Q: What is their work schedule?
A: It lasts for as long as a golfer will have you, and for as many tournaments as he or she plays. But the average is about 30 weeks a year, although some caddies will tote for other golfers to pick up extra work. So, what about the other 22 weeks of the year?
“Whatever comes up,” said Joe Skovron, Rickie Fowler’s caddie since the 22-year-old went pro two years ago. “You take care of things at home that maybe you aren’t able to take care of on the road. Maybe play a little golf.”
Q: What does their typical tournament week entail?
A: Tournaments are usually six- or seven-day weeks. They walk the course on Monday or Tuesday, confirming yardages. Tuesday is typically a full practice day, including a round of usually nine holes. Wednesday is often a professional-amateur round (not at Bridgestone), and the four-day tournament starts on Thursday.
Q: How much do they make?
A: As independent contractors, caddies and their bosses — the players — negotiate their pay. On average, according to Dennis Cone, president and founder of the Professional Caddies Association, caddies make about $1,000 per week while on tour, plus a share of the winnings. Caddies generally earn 5 percent if their player makes the cut, 7 percent for a top-10 finish and 10 percent for a tournament win.
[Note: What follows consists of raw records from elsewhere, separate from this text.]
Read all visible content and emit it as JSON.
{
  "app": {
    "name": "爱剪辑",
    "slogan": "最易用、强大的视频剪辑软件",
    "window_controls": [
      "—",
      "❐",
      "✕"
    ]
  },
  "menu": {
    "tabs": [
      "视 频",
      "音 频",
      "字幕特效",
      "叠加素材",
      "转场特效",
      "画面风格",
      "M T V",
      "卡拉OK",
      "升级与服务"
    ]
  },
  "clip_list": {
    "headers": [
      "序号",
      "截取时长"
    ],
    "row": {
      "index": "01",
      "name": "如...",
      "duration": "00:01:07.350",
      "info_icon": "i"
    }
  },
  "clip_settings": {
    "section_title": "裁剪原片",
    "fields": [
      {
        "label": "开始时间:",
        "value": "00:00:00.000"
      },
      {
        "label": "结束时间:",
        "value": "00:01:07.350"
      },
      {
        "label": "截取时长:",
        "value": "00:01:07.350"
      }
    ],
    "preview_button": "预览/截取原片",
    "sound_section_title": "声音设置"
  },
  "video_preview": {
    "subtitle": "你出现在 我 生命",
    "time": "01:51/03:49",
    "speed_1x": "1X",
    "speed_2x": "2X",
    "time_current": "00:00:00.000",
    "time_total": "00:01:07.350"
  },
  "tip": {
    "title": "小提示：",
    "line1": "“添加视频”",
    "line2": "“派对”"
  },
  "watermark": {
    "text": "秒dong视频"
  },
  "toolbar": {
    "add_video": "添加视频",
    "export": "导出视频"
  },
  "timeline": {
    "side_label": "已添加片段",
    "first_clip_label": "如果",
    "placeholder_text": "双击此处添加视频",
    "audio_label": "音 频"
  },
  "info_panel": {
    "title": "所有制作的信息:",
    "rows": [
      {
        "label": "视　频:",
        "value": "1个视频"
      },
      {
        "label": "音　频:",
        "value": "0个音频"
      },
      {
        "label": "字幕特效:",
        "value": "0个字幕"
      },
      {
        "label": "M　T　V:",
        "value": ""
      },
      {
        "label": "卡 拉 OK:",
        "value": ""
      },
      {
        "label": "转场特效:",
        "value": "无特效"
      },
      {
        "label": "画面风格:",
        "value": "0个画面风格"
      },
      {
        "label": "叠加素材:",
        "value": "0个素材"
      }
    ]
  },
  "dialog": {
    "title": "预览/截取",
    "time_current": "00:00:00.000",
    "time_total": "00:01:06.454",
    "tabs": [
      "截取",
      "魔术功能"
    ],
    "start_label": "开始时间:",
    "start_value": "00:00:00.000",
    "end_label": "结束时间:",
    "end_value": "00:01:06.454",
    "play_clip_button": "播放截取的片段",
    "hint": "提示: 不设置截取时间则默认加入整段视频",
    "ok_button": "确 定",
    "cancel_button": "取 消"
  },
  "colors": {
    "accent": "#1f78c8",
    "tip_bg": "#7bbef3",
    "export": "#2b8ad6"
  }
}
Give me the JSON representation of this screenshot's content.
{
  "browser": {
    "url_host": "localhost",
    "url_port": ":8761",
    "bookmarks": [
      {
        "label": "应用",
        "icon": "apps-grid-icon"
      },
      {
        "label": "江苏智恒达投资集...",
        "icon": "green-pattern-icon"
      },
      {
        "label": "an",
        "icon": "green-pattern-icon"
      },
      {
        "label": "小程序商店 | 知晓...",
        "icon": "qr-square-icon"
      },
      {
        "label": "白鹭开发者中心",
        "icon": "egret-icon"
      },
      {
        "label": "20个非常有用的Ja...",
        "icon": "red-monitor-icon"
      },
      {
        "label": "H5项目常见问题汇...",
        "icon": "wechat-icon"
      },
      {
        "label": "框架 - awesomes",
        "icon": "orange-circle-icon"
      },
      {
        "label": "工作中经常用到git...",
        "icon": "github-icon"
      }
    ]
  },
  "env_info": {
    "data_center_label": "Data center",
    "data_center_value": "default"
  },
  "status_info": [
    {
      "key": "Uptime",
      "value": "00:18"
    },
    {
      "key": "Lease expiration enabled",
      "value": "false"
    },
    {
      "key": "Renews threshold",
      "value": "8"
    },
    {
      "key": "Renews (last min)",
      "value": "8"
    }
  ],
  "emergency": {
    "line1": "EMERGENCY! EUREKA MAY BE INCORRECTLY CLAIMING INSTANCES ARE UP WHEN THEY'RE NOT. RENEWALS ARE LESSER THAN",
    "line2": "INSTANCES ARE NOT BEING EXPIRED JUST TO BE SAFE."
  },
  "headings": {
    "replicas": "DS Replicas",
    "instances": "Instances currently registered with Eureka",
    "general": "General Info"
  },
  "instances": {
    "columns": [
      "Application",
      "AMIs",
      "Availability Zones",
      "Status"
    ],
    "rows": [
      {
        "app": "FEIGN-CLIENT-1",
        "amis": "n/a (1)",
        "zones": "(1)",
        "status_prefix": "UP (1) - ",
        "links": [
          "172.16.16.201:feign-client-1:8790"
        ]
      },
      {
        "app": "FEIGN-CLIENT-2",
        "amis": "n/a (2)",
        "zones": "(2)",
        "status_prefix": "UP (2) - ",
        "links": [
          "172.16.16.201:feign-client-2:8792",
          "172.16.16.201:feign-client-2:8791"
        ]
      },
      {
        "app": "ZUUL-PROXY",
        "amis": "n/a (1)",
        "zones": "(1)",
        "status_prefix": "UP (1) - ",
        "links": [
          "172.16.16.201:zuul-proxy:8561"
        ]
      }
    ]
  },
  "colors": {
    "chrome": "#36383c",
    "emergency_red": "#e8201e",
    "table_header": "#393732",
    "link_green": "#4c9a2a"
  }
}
The World Golf Championships-Bridgestone Invitational pays the winner $1.4 million, meaning the man lugging the bag potentially pulls in a sweet $140,000. Finish at or near the top consistently and a caddie can find himself in rarefied air. Steve Williams, former caddie for Tiger Woods and now caddying for Adam Scott, is reportedly a million-dollar man.
By the way, last place at Bridgestone paid $30,750 last year. Five percent of that is about $1,500. Not shabby for a week on the golf course, but caddies usually cover their own travel expenses, lodging, meals, insurance and other fees. So, for every Williams there’s a Williams wanna-be.
Q: How much does that bag weigh?
A: “Depends on how they’re playing,” said Damon Green, Zach Johnson’s caddie for eight years and a professional golfer himself. (Green tied for 13th in the U.S. Senior Open last week in Toledo.) “If they’re playing good, [the bag is] light. If they’re playing bad, it’s really heavy.”
A bag weighs anywhere from 30 to 50 pounds, with clubs and gloves, maybe a dozen balls, an umbrella, rain gear for each, drinks and snacks and first-aid items, such as bandages and pain relievers.
Q: What does a caddie do besides carry the bag and towel a golfer’s clubs and ball between shots?
A: It’s more like, what doesn’t a caddie do?
“They could get anybody to carry a bag,” said Dan Weigand, editor of the Journal of Applied Sport Psychology and co-author of “Caddy-Talk: Psychology of Being a Great Golf Caddy.” “What we found is a caddie is very much an on-course psychologist, biochemist, nutritionist, physiologist, counselor, friend. It really depends on the what the player needs from the caddie.”